Now let's complete our test dataset by walking through the steps below:


  1. Drag the original cart table into the Subject table pane and the original cart_item table to the Table 2 pane and click Proceed.


2. Leave all fields on the General Settings page blank and click Continue.


3. Specify the primary key - foreign key relationship between the two tables and click Continue.


4. Review the column settings. Please set any columns that link to a reference table to Categorical, otherwise you'll break the references to this table. For our online shopping cart, this would be the product_id column in the cart_item table.


5. Click on Launch run and wait for the run to complete.


6. Scroll down to the Actions section of your run and click on Generate more data.


7. Lastly, drag the synthesized version of the cart table to the upload area, and click Generate to synthesize the final table of your test dataset.
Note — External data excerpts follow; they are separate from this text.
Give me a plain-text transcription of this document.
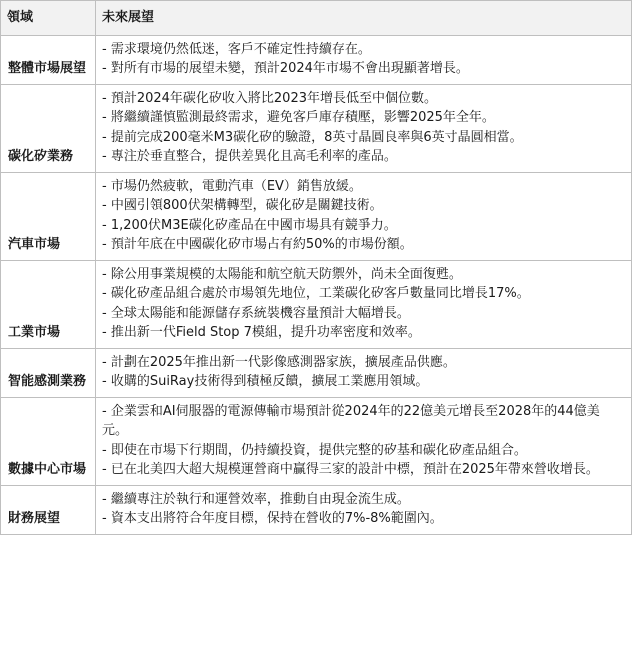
領域	未來展望
整體市場展望	- 需求環境仍然低迷，客戶不確定性持續存在。
- 對所有市場的展望未變，預計2024年市場不會出現顯著增長。

碳化矽業務	- 預計2024年碳化矽收入將比2023年增長低至中個位數。
- 將繼續謹慎監測最終需求，避免客戶庫存積壓，影響2025年全年。
- 提前完成200毫米M3碳化矽的驗證，8英寸晶圓良率與6英寸晶圓相當。
- 專注於垂直整合，提供差異化且高毛利率的產品。

汽車市場	- 市場仍然疲軟，電動汽車（EV）銷售放緩。
- 中國引領800伏架構轉型，碳化矽是關鍵技術。
- 1,200伏M3E碳化矽產品在中國市場具有競爭力。
- 預計年底在中國碳化矽市場占有約50%的市場份額。

工業市場	- 除公用事業規模的太陽能和航空航天防禦外，尚未全面復甦。
- 碳化矽產品組合處於市場領先地位，工業碳化矽客戶數量同比增長17%。
- 全球太陽能和能源儲存系統裝機容量預計大幅增長。
- 推出新一代Field Stop 7模組，提升功率密度和效率。

智能感測業務	- 計劃在2025年推出新一代影像感測器家族，擴展產品供應。
- 收購的SuiRay技術得到積極反饋，擴展工業應用領域。

數據中心市場	- 企業雲和AI伺服器的電源傳輸市場預計從2024年的22億美元增長至2028年的44億美元。
- 即使在市場下行期間，仍持續投資，提供完整的矽基和碳化矽產品組合。
- 已在北美四大超大規模運營商中贏得三家的設計中標，預計在2025年帶來營收增長。

財務展望	- 繼續專注於執行和運營效率，推動自由現金流生成。
- 資本支出將符合年度目標，保持在營收的7%-8%範圍內。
Congratulations! You successfully synthesized a test dataset from your production data.


Conditioned test data

Obtaining useful results from legacy test data generators is a laborious task. First, you'll need a deep understanding of the business logic and rules that underpin your production data. This knowledge is necessary to specify the conditions in which certain values occur. These can be simple rules — 80% of cars sold cost less than 20,000 euros. But they can also be nested — cars that cost less than 20,000 euros are often compact city cars. Or describe behavioral patterns — customers visit a car dealer six times on average before buying a car.


MOSTLY AI saves you the effort of understanding and defining granular business rules. In fact, it automates the process of studying the data to formulate these rules. As an AI-powered synthetic data generator, it learns the patterns that are present in the production data, assigns probabilities to the conditions in which certain values occur, and synthesizes your test data accordingly.


The resulting test data breathes realism and makes your product come alive before it's launched to its users.


Conclusion

With MOSTLY AI, the struggles of launching new products have become a thing of the past. In this deep-dive, you've experienced where the gains lie when creating a small test dataset, and how it can benefit and improve your work as a test engineer.


The Enterprise edition of MOSTLY AI allows you to scale these benefits to production databases that may well contain dozens of tables. You also wouldn't need to perform any manual tasks. Rather, the steps that you went through can be fully automated using its REST API.


Either way, whether you're using the Free or Enterprise edition, you're benefitting from a significantly improved turnaround time for your test cases and the ability to point out hidden defects in the codebase with ease. Test data will no longer be the bottleneck that keeps you from delivering value to your customers.